Kendati demikian, tak semua ketakutan pada masa kanak-kanak akan menjadi fobia. Sekalipun ketakutan tersebut tak ditanggulangi. "Banyak, kok, anak yang takut di masa kecilnya, tapi begitu sudah besar tak fobia." Karena ketakutannya di masa kecil itu tidak dipersepsikan secara berlebihan, tapi wajar-wajar saja. Tapi kalau ia mempersepsikan ketakutannya secara berlebihan, tidak wajar dan rasa takutnya didiamkan, tanpa disadari lama kelamaan di alam bawah sadarnya ia menghubungkan ketakutannya tersebut dengan apa yang dipersepsikannya. Misalnya karena digigit kucing lalu ia takut kucing. Kemudian ia mempersepsikan kucing tersebut sebagai 'monster'. Nah, ketakutan yang tidak wajar ini lah yang kelak menimbulkan fobia. Karena itu jangan biarkan anak menghadapi ketakutan sendirian dan menghayati ketakutannya secara berlebihan. Karena itu bisa memunculkan gangguan-gangguan kecemasan.

TINDAK PENCEGAHAN

Agar tak timbul fobia pada anak kelak, maka yang pertama-tama harus dilakukan orang tua ialah menciptakan lingkungan yang kondusif. "Orang tua harus paham bahwa anak butuh rasa aman. Tapi seringkali yang terjadi malah kebalikannya. Orang tua yang butuh rasa aman. Misalnya, anak terbangun dan menangis, tapi orang tua malah memarahi. Seolah-olah anaklah yang harus menciptakan rasa aman bagi diri orang tua," tutur Dwidjo.

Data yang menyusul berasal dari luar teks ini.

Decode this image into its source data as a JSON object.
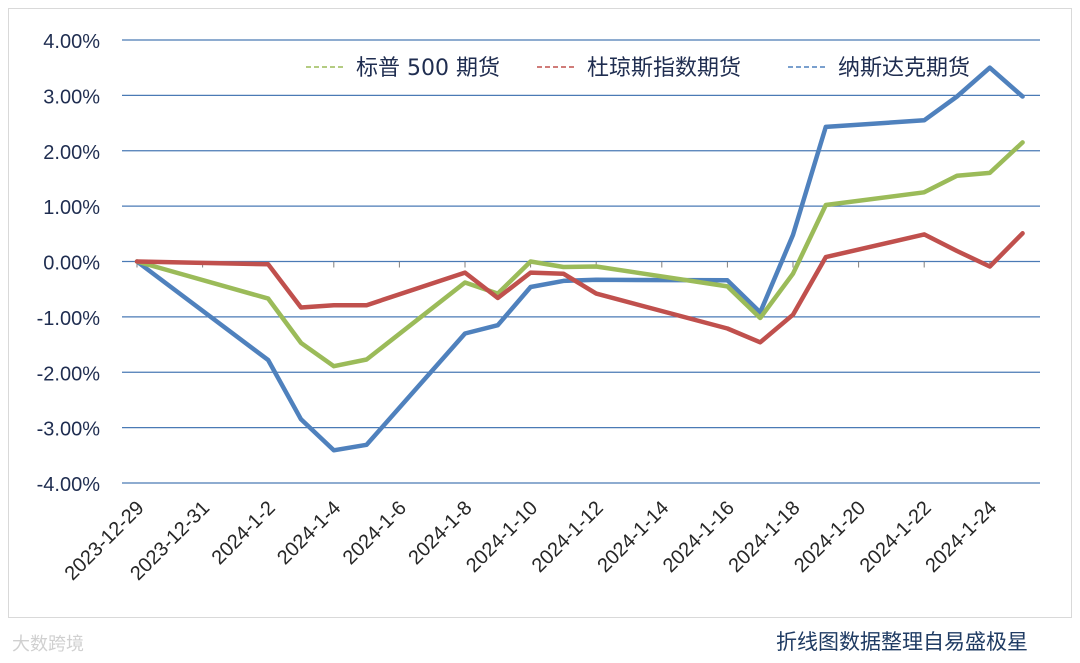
{
  "source_note": "折线图数据整理自易盛极星",
  "watermark": "大数跨境",
  "chart_data": {
    "type": "line",
    "title": "",
    "xlabel": "",
    "ylabel": "",
    "ylim": [
      -0.04,
      0.04
    ],
    "y_ticks": [
      0.04,
      0.03,
      0.02,
      0.01,
      0,
      -0.01,
      -0.02,
      -0.03,
      -0.04
    ],
    "y_tick_labels": [
      "4.00%",
      "3.00%",
      "2.00%",
      "1.00%",
      "0.00%",
      "-1.00%",
      "-2.00%",
      "-3.00%",
      "-4.00%"
    ],
    "x_tick_labels": [
      "2023-12-29",
      "2023-12-31",
      "2024-1-2",
      "2024-1-4",
      "2024-1-6",
      "2024-1-8",
      "2024-1-10",
      "2024-1-12",
      "2024-1-14",
      "2024-1-16",
      "2024-1-18",
      "2024-1-20",
      "2024-1-22",
      "2024-1-24"
    ],
    "x": [
      "2023-12-29",
      "2024-1-2",
      "2024-1-3",
      "2024-1-4",
      "2024-1-5",
      "2024-1-8",
      "2024-1-9",
      "2024-1-10",
      "2024-1-11",
      "2024-1-12",
      "2024-1-16",
      "2024-1-17",
      "2024-1-18",
      "2024-1-19",
      "2024-1-22",
      "2024-1-23",
      "2024-1-24",
      "2024-1-25"
    ],
    "grid": true,
    "legend_position": "top",
    "series": [
      {
        "name": "纳斯达克期货",
        "color": "#4f81bd",
        "values": [
          0,
          -0.0178,
          -0.0285,
          -0.0341,
          -0.0331,
          -0.013,
          -0.0115,
          -0.0046,
          -0.0035,
          -0.0033,
          -0.0034,
          -0.0092,
          0.0048,
          0.0243,
          0.0255,
          0.0298,
          0.035,
          0.0298
        ]
      },
      {
        "name": "标普 500 期货",
        "color": "#9bbb59",
        "values": [
          0,
          -0.0067,
          -0.0147,
          -0.0189,
          -0.0177,
          -0.0038,
          -0.0058,
          0,
          -0.001,
          -0.0009,
          -0.0045,
          -0.0102,
          -0.0022,
          0.0102,
          0.0125,
          0.0155,
          0.016,
          0.0215
        ]
      },
      {
        "name": "杜琼斯指数期货",
        "color": "#c0504d",
        "values": [
          0,
          -0.0005,
          -0.0083,
          -0.0079,
          -0.0079,
          -0.002,
          -0.0066,
          -0.002,
          -0.0022,
          -0.0058,
          -0.0121,
          -0.0146,
          -0.0096,
          0.0008,
          0.0049,
          0.0019,
          -0.0009,
          0.0051
        ]
      }
    ]
  }
}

Padahal, sambungnya, dengan menangis si anak memberitahukan situasi emosinya pada orang tua. Di sini orang tua dapat belajar memahami emosi dan perasaan anak. Kalau tidak, akan memperkuat rasa takut anak saja. Itulah mengapa Dwidjo menekankan orang tua harus memiliki kapasitas emosi yang matang dan baik. "Kepribadiannya juga harus cukup dewasa. Karena dari orang tua, anak belajar bahwa lingkungannya itu aman, hangat dan bisa dipercaya. Sehingga ketakutannya menjadi minimal sekali."

Selanjutnya yang harus dilakukan orang tua ialah memberikan penjelasan tentang situasi-situasi atau obyek yang ada di sekitar anak. Tentunya disesuaikan dengan kemampuan berpikir si anak. "Jadi, anak dibantu untuk mengidentifikasi pengalaman-pengalaman yang pernah dilihat dan dialaminya. Dengan demikian akan mengembangkan penghayatannya tentang realita yang dihadapinya. Hal ini akan mengurangi ketakutan-ketakutannya."

Dengan demikian anak akan tumbuh sehat dan berani. Ia tak takut untuk mengeksplorasi dunianya.